The Australian Federal Police (AFP) said Tuesday it would take no further action in its inquiry into the deaths of the so-called "Balibo Five".
"The AFP has concluded that there is currently insufficient evidence to prove an offence," the force said in a statement.
"As a result, the AFP has exhausted all inquiries in relation to this matter and will be taking no further action."
The five -- Australians Greg Shackleton and Tony Stewart, Britons Brian Peters and Malcolm Rennie and New Zealander Gary Cunningham -- were killed when Indonesian troops overran the East Timorese town of Balibo in October 1975.
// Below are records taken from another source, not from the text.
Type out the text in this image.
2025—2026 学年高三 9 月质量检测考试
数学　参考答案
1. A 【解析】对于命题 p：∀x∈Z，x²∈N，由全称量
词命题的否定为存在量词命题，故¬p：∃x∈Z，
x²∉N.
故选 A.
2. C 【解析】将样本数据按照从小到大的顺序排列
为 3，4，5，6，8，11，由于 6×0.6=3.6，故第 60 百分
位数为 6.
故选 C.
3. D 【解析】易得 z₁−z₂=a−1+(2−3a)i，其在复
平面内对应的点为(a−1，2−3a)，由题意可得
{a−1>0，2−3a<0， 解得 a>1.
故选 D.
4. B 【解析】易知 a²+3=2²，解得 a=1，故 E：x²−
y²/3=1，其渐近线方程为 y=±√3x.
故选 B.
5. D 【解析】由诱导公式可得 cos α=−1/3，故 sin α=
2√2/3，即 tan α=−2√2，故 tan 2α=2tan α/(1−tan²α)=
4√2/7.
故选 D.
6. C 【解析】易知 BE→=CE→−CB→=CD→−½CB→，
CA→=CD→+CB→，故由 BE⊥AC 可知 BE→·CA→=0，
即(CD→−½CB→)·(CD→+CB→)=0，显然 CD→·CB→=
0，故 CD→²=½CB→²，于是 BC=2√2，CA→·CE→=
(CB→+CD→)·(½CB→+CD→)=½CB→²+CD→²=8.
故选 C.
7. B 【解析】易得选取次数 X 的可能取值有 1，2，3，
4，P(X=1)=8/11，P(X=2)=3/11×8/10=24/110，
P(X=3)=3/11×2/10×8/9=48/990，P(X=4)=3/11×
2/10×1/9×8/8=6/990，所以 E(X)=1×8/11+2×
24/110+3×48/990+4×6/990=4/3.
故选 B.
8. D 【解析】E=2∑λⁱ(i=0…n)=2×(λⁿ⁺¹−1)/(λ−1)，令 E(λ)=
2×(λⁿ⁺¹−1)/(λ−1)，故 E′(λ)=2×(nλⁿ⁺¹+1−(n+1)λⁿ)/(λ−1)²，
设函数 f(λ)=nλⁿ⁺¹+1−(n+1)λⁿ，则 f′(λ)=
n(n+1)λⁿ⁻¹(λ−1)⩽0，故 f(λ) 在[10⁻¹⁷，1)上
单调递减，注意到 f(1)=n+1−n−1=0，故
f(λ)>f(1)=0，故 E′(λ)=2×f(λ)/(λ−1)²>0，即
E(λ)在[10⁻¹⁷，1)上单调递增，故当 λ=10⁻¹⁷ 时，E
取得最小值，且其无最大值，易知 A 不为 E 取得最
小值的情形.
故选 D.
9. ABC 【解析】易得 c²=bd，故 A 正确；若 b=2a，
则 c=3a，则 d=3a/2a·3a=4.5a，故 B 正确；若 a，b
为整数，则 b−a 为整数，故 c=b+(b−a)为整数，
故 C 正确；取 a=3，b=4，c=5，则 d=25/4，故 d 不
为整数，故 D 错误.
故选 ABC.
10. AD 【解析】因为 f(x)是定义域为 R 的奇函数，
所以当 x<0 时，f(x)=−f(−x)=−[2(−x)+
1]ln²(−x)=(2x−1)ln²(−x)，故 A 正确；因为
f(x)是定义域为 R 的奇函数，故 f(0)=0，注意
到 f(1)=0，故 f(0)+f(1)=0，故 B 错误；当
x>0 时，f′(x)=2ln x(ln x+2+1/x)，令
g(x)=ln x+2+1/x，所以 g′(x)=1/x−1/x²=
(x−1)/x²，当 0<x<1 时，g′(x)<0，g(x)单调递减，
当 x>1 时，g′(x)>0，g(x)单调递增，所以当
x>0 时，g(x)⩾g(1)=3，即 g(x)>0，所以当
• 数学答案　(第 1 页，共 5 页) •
Police launched their investigation in 2009, two years after an Australian inquest accused Indonesian forces of killing the group in cold blood in an effort to stifle their reporting on abuses committed during Indonesia`s occupation of East Timor.
Jakarta has always maintained that they died in crossfire as Indonesian troops fought East Timorese Fretilin rebels, and refused to cooperate with an Australian war crimes investigation.
The International Federation of Journalists Asia-Pacific criticised the abandonment of the investigation into the deaths and the slow pace of the case.
"It sends a dreadful message that no matter the scale of the tragedy, governments can find plenty of excuses to sit on their hands and do nothing," said IFJ Asia Pacific acting director Jane Worthington.
"The families of the slain Balibo Five journalists have been denied justice for 39 years and it seems no one is prepared to stop the killers of their loved ones from getting away with murder."
The AFP decision to drop the case came the day after Prime Minister Tony Abbott attended the inauguration of Indonesia`s new President Joko Widodo in Jakarta.